In response Omutumwa replied to FNB (FirstRand Namibia) as follows:

“Dear Tracy

“Thank you for your clear and candid communication.

“But let me take you through it a bit and let you in on my perspective with regard to the tug-o-war between FNB and Omutumwa.

“I know and understand very well that as a marketing executive for FNB your explanation is correct; your perspective is not wrong in that it is set along the fundamental business principles of putting a dollar only where you are assured of earning an extra dollar or two.

“But then Omutumwa was established not only to be a platform for news and information dissemination but also to be a proactive and critical confronter of the practices which could be right and based on business principles but which have failed to create a sustainable and equitable Namibian society.

“So let me briefly say the following:

“1.      Your media spend over the past few years has reduced.

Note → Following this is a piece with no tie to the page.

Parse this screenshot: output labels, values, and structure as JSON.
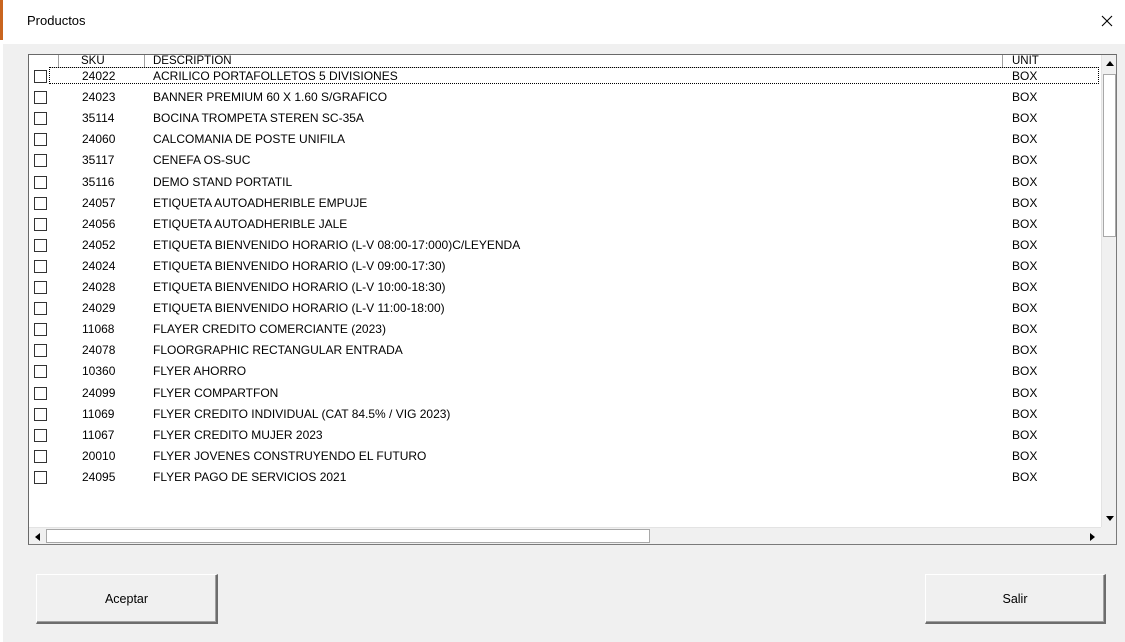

The decision to reduce your media spend must have been based on a sound business strategy. But at the same time the Namibian economy has been experiencing negative growth. One may get to think that as a significant roleplayer in the Namibian economy surely FNB’s strategies could have been a catalyst to such negative growth.

“Instead of promoting widespread positive growth (increasing the size of the cake) some of the strategies you have been implementing in the past few years might have been shortsighted and self-centred and helped in back-pedaling the economy.

“2.      FNB will not allocate limited spend (resources) on Omutumwa.

You will therefore not allocate the limited or reduced spend or resources on Omutumwa because Omutumwa is a small media platform. As you put it frankly that it ‘does not yet offer similar reach and engagement as others in the market’.

“This approach of yours cannot be faulted when considered from a business perspective. But if considered from a business perspective which is future-focused and broad-based, then such an approach is certainly short-sighted. Please take note of the fact that Omutumwa has been a client of FNB for the past ten years. But FNB has gained little from this relationship because Omutumwa has not grown much during that period.

“In addition it sounds a bit exclusionist to have FNB allocate resources only to those big platforms which provide widest reach, tonality and credibility while such platforms do not represent the whole society but FNB’s client base represents the whole society.

“3.      You take note of Omutumwa’s negative commentary.

I can honestly speak on behalf of Omutumwa and say that Omutumwa is committed to the approach of giving negative commentary on whoever will not want to have a productive working relationship with her.

“For the past ten years we have conveniently ignored each other; but Omutumwa has come to a stage of which those who will not be friends – they become enemies. Negative commentary comes from the fact that after seeking for the hand of friendship, we have been offered the tail.

“4.      You will continue to monitor Omutumwa’s growth.

You say that you will continue to monitor the growth and reach of Omutumwa, and so you will only engage with us if and when we have grown enough that you can only climb on our back for your benefit not taking into consideration as to how did our growth come about and who supported us during the time of our infancy.

“That should be too much of honesty on your part!

“Best of regards,


And then FNB replied as follows:

“Dear Victor

“Thank you for your response below and the sharing of your honest perception and insights.

“We wish all customers well in their businesses, and I trust that you, as a valued customer, will continue to receive the service from us as a bank that you deserve always.